By most accounts, DCGS-A works well for commanders and those operating in fixed positions. But on the ground, in combat situations or under extreme conditions, it can be at times difficult and hard for our troops to operate. In fact, the Senate Armed Services Committee recently found that "DCGS-A is operationally suitable and effective when operating from fixed sites and providing direct support to operational and strategic forces," but that the system "is not suitable or effective in providing a reliable capability to tactical forces operating in the field."

To deal with these serious issues -- in addition to increased training for tactical units on the current system -- the Army is working to upgrade DCGS-A to capitalize on advances in technology.

To improve DCGS-A, the Army is currently evaluating proposals from contractors for the effort known as DCGS-A2.  As with any large military procurement process, the competition between contractors is intense – as it should be – and efforts are underway at the Pentagon and on Capitol Hill to make sure the new system is both cost effective and an improvement on the current system.

One issue that has received a great deal of attention is an effort to control costs by requiring that DCGS-A2 consider a commercial off-the-shelf (COTS) alternative. On its face, this idea makes sense because it would save the Pentagon significant resources using technology that currently exists, rather than creating an entirely new system.
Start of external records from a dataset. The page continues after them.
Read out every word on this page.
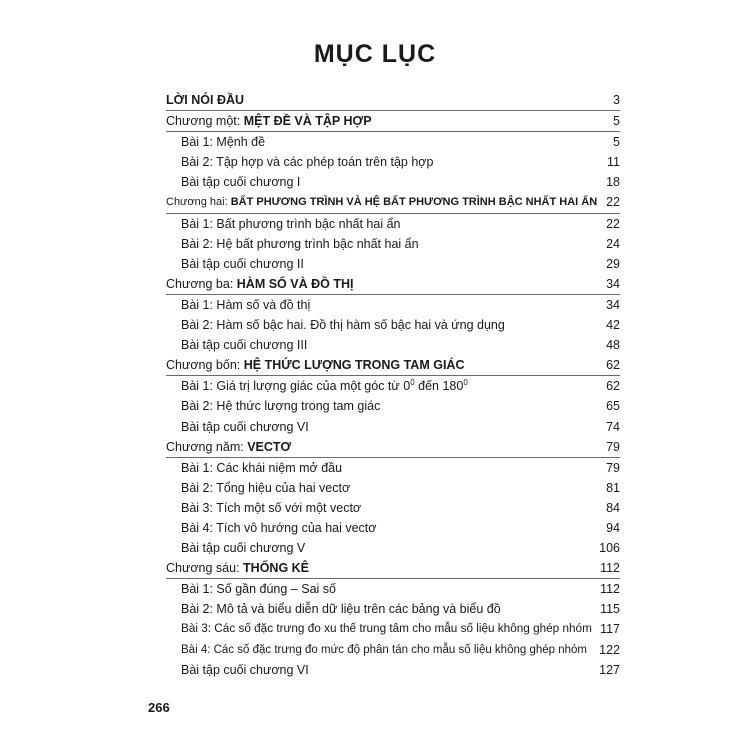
MỤC LỤC
LỜI NÓI ĐẦU	3
Chương một: MỆT ĐỀ VÀ TẬP HỢP	5
Bài 1: Mệnh đề	5
Bài 2: Tập hợp và các phép toán trên tập hợp	11
Bài tập cuối chương I	18
Chương hai: BẤT PHƯƠNG TRÌNH VÀ HỆ BẤT PHƯƠNG TRÌNH BẬC NHẤT HAI ẨN 22
Bài 1: Bất phương trình bậc nhất hai ẩn	22
Bài 2: Hệ bất phương trình bậc nhất hai ẩn	24
Bài tập cuối chương II	29
Chương ba: HÀM SỐ VÀ ĐỒ THỊ	34
Bài 1: Hàm số và đồ thị	34
Bài 2: Hàm số bậc hai. Đồ thị hàm số bậc hai và ứng dụng	42
Bài tập cuối chương III	48
Chương bốn: HỆ THỨC LƯỢNG TRONG TAM GIÁC	62
Bài 1: Giá trị lượng giác của một góc từ $0^0$ đến $180^0$	62
Bài 2: Hệ thức lượng trong tam giác	65
Bài tập cuối chương VI	74
Chương năm: VECTƠ	79
Bài 1: Các khái niệm mở đầu	79
Bài 2: Tổng hiệu của hai vectơ	81
Bài 3: Tích một số với một vectơ	84
Bài 4: Tích vô hướng của hai vectơ	94
Bài tập cuối chương V	106
Chương sáu: THỐNG KÊ	112
Bài 1: Số gần đúng – Sai số	112
Bài 2: Mô tả và biểu diễn dữ liệu trên các bảng và biểu đồ	115
Bài 3: Các số đặc trưng đo xu thế trung tâm cho mẫu số liệu không ghép nhóm 117
Bài 4: Các số đặc trưng đo mức độ phân tán cho mẫu số liệu không ghép nhóm 122
Bài tập cuối chương VI	127
266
Although I sympathize with the supporters of this effort, it does not seem like a good fit.

One technology company reliant on COTS technology recently protested the Pentagon's procurement process for DCGS-A2 as biased against them. Their protest, filed with the Government Accountability Office, was rejected by the GAO, which concluded, "that there was no commercial solution that could meet all the requirements of DCGS-A2." The agency went on to add that the system, "would have a greater likelihood of success (in that it could avoid certain technical risks, concerns and significant schedule risk and cost uncertainty) by opting to have a single contractor serve as the system integrator in charge of developing and selecting the components and making sure that they can be successfully integrated."

Essentially, what the GAO found is that DCGS-A2 is going to be a highly technical system with open architecture and that if we relied too heavily on COTS, GAO believes it may be more expensive in the long term and could create interoperability and compatibility risks.

Despite the GAO's conclusion, Congress calls for cutting funding for DCGS-A by $93 million and directs the Army to acquire a "non-developmental, commercially-available solution" in the FY17 National Defense Authorization Act (NDAA). Congress' policy directive risks costing taxpayers more in the long run and puts our war-fighters at a disadvantage. This would be a mistake.

As someone who has commanded large-scale military operations, I relied on intelligence systems for real-time data enabling me to make quick decisions that determined the fate of both soldiers' lives and the success of our missions. I am a very strong supporter of a DCGS-A2 system that meets all of the Army's needs.  We need Congress to reverse course so that DCGS-A2 can be up and running as soon as possible, in the most cost effective way.

Ret. Major General Buff Blount served as the Army's Deputy G-3 and was the commanding general, 3d Infantry Division (Mechanized), when they were the lead force in capturing Baghdad during the second Iraq War.